Cross-protection is the ability of an antigen to elicit a protective immune response against infection with another antigen, for example a heterologous strain of virus. The findings of this study suggest that cross-protectivity between the viruses included in the current vaccines and the circulating (field) strains has decreased. Forty-four per cent and 18% of 68 horses that had pre-infection antibody levels that correlate with clinical protection and virological protection with homologous virus developed clinical signs. Subclinical infection was detected in horses which had a mean H3N8 SRH antibody level of 175 ± 14·7 mm2 SE, and one horse had an SRH level of 210 mm2, that is, a level higher than that usually elicited by booster vaccination. The results of this study therefore suggest that vaccinal antibody levels indicative of clinical protection against homologous virus did not correlate with protection against the clade 2 viruses responsible for these outbreaks.

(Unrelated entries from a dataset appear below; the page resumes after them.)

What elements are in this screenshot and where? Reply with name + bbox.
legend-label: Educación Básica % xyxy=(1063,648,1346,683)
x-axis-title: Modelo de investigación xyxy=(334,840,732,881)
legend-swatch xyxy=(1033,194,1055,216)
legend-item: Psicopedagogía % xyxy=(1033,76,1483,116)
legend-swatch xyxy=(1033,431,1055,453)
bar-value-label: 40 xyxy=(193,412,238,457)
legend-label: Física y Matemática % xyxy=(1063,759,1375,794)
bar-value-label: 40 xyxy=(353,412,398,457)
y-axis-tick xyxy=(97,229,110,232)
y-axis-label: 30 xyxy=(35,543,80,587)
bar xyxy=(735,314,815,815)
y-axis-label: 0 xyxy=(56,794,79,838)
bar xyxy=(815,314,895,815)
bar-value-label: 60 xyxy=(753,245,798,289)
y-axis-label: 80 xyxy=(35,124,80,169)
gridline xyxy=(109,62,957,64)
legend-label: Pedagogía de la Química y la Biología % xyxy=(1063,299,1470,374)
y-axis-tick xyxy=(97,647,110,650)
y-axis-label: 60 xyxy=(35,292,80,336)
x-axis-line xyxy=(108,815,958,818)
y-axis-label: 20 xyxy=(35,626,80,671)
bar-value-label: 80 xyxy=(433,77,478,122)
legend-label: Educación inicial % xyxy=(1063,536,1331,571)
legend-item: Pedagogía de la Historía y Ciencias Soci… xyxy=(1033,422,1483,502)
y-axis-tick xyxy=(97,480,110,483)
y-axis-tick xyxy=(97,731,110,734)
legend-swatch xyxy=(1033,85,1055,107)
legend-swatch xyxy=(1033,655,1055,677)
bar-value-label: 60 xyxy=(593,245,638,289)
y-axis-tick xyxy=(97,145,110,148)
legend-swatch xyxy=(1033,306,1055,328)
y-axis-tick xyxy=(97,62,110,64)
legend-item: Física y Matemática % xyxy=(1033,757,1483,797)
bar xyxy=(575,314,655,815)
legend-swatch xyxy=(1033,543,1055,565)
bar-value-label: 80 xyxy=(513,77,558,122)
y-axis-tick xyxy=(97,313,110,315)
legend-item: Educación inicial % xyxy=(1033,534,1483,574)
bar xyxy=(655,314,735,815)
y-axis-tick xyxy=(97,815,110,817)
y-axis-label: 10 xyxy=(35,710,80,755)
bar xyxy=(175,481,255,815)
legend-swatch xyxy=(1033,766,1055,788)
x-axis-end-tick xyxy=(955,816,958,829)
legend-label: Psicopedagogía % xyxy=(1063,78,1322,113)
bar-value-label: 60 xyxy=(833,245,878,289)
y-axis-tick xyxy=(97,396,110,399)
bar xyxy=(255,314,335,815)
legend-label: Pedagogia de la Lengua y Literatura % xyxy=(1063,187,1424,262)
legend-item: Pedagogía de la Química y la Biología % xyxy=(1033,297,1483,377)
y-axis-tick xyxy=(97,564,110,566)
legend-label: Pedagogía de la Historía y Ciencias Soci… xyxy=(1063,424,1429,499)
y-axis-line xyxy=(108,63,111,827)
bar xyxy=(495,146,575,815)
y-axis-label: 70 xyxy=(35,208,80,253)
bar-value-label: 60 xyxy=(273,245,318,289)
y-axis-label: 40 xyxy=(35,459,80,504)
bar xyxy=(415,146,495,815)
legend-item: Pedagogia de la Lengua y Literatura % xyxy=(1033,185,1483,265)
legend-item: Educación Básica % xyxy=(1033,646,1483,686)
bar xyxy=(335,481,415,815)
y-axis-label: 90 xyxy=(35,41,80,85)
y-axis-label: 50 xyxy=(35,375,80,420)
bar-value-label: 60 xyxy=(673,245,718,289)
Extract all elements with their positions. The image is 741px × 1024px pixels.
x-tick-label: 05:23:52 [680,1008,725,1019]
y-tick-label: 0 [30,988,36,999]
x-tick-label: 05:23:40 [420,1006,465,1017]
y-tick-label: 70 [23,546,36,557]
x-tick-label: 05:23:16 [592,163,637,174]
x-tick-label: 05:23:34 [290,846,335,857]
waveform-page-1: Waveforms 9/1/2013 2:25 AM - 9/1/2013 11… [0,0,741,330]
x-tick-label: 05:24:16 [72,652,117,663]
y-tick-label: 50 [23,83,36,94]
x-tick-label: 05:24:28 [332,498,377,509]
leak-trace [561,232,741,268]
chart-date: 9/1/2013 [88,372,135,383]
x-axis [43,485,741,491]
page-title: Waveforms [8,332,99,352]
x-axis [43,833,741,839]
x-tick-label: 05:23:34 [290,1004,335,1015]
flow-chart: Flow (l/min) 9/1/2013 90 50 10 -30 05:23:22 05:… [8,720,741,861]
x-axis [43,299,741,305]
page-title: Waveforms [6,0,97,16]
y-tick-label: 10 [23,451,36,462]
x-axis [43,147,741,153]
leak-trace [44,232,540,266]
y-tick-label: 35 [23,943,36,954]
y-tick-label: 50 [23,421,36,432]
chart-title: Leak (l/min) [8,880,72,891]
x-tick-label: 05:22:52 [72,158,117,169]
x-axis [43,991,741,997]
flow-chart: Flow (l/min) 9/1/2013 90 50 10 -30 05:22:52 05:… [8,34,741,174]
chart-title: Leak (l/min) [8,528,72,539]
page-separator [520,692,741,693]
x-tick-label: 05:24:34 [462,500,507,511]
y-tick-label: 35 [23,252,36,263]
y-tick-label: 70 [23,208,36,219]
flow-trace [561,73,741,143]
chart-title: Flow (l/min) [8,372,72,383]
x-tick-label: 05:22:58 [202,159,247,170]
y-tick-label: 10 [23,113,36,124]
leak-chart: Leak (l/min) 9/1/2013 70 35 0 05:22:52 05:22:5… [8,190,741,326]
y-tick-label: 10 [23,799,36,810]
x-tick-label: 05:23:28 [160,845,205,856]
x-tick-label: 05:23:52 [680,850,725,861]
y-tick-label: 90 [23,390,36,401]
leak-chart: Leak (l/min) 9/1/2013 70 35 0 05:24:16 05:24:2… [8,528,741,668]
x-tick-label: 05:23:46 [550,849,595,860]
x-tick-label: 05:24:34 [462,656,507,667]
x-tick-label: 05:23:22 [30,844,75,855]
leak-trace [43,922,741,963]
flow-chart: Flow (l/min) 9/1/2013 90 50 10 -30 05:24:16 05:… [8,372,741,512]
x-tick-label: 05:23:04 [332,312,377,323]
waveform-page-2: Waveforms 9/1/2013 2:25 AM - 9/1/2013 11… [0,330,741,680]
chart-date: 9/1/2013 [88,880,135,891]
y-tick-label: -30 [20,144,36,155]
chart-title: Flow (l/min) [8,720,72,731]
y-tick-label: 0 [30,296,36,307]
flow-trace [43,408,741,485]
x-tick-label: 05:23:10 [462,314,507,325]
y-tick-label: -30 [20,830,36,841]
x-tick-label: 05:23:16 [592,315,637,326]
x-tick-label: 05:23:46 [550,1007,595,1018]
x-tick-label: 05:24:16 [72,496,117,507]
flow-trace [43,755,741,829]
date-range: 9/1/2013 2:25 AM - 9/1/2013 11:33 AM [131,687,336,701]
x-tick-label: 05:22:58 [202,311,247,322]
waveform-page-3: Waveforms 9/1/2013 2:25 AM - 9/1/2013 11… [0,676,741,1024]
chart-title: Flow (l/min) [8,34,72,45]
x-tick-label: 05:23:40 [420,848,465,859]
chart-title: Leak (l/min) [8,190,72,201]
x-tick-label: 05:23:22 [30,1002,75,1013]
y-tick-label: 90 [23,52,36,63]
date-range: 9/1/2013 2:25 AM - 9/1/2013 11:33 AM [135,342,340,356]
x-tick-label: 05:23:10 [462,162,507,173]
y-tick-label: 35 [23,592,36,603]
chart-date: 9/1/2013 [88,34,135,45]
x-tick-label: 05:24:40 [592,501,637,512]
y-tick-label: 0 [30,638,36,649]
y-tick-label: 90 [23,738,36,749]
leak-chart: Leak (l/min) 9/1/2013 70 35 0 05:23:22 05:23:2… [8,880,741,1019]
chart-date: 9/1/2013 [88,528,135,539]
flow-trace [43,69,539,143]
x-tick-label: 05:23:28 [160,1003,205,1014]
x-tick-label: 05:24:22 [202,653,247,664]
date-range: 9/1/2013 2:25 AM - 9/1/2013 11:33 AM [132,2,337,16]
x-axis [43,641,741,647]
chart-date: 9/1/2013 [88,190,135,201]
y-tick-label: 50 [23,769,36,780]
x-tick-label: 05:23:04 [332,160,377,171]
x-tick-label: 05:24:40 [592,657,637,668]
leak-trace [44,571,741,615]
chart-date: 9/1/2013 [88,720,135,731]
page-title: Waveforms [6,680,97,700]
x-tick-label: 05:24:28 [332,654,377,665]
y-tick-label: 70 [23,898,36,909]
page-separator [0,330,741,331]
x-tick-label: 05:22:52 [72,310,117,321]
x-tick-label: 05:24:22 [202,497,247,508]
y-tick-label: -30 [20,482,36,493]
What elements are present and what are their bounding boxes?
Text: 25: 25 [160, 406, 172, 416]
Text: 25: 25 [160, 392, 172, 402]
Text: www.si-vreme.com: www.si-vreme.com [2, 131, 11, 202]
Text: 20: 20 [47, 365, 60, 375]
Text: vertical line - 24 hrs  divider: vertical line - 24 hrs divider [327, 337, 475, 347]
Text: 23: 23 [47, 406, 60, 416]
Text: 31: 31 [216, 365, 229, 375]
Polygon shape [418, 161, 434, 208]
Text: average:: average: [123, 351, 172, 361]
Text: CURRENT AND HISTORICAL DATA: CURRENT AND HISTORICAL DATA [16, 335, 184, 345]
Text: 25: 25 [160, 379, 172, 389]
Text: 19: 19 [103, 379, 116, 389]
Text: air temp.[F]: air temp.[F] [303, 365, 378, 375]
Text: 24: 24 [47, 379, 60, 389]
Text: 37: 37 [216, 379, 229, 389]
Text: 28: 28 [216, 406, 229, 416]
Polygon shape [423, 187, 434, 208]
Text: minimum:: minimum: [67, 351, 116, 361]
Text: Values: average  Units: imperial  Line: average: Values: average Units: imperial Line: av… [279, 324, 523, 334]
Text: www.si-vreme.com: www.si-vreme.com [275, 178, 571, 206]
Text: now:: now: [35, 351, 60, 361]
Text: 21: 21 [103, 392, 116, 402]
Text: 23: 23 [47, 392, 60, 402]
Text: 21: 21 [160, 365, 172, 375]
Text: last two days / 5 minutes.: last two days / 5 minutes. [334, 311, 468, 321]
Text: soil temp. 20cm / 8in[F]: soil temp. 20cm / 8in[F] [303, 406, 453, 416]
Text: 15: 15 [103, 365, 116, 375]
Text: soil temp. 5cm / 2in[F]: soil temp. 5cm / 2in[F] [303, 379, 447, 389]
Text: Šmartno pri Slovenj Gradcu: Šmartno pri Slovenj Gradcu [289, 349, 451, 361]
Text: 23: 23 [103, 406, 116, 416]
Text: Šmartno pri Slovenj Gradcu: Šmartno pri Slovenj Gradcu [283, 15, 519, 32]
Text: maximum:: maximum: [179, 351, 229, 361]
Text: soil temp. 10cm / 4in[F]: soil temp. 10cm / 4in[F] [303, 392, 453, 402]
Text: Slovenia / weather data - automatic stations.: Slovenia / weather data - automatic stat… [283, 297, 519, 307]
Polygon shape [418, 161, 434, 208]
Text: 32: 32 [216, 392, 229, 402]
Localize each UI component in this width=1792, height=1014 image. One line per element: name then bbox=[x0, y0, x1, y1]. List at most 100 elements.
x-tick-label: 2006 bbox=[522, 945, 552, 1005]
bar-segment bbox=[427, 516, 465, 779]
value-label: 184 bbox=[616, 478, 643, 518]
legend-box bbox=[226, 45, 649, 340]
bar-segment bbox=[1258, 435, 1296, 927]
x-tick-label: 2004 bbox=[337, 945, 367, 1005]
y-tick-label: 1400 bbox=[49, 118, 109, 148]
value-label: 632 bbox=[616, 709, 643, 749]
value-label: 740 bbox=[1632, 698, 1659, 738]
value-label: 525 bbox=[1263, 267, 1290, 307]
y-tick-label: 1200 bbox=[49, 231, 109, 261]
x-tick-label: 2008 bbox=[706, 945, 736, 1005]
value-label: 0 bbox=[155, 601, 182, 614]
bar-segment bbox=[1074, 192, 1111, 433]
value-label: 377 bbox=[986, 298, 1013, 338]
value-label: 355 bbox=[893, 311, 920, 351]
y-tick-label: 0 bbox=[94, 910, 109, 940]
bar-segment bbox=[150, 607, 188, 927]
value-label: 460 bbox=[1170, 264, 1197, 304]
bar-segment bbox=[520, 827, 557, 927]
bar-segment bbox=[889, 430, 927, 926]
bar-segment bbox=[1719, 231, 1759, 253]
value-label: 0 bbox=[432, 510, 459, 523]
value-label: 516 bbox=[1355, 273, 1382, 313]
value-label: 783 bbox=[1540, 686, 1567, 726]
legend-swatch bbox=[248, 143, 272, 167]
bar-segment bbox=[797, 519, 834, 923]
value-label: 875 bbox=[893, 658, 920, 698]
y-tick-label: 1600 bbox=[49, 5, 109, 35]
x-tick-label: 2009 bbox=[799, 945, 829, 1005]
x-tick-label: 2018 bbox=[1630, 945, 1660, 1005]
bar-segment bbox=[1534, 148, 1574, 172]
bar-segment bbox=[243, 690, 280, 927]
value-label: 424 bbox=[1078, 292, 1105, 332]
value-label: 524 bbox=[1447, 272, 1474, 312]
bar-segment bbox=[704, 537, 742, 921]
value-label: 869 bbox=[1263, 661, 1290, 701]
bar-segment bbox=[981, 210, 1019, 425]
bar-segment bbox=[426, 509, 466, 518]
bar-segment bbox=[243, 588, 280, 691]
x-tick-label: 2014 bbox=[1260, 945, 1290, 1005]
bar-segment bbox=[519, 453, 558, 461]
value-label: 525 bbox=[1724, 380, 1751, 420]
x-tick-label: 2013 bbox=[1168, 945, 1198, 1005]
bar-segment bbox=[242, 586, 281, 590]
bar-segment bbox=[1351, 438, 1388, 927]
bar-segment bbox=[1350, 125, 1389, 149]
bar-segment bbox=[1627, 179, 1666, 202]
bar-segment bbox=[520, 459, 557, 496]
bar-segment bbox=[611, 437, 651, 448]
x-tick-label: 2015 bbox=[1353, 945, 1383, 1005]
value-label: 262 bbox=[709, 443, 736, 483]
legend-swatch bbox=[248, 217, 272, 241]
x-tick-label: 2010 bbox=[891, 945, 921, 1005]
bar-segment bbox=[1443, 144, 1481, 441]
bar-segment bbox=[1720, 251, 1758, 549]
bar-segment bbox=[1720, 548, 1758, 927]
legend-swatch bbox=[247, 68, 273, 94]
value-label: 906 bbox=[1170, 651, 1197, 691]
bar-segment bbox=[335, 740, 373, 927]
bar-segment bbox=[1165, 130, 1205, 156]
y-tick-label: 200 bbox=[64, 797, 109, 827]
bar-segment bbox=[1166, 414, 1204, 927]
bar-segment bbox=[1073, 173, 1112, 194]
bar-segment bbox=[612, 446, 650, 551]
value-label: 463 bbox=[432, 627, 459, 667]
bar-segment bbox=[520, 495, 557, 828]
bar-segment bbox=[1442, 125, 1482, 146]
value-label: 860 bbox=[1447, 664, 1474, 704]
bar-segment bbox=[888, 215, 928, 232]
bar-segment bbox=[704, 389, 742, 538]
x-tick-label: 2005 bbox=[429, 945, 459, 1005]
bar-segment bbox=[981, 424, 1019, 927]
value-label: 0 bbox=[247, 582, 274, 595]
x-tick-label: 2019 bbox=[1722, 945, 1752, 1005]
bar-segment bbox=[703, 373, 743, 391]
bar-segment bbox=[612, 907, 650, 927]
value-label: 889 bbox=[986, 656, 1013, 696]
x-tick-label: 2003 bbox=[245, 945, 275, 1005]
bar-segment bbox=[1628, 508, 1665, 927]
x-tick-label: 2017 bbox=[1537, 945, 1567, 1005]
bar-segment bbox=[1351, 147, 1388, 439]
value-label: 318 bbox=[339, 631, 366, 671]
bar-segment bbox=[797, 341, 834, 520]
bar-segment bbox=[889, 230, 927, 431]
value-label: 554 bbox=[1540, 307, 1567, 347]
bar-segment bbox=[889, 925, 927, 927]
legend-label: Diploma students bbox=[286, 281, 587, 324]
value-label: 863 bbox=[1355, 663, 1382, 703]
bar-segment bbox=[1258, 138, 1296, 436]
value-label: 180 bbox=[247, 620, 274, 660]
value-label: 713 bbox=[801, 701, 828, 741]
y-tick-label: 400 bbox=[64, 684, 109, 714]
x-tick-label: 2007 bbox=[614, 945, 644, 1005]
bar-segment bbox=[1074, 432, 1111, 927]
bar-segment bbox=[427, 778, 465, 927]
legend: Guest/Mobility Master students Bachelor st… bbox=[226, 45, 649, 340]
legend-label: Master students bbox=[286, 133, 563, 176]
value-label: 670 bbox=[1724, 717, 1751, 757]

Equine influenza vaccines are updated to effect qualitative rather than quantitative improvements in the immune response. Comparative vaccine studies suggest that the level of antibodies elicited by current vaccines is related to adjuvant composition rather than antigenic load or virus strains.[41, 42, 46] When there is mismatch between the circulating field strains and the vaccine strains, infection may result in clinical influenza and/or virus shedding regardless of a high SRH response to vaccination. Replacing an out-of-date virus in a vaccine with an epidemiologically relevant strain is unlikely to elicit a greater antibody response but should maximise protective immunity against EI. In order to ensure that mandatory vaccination programmes provide optimum protection, vaccines must contain strains that are antigenically similar to those circulating in the field. The findings of epidemiological investigations such as this should not be overlooked, and vaccine strains must be updated in a timely manner as recommended by the OIE.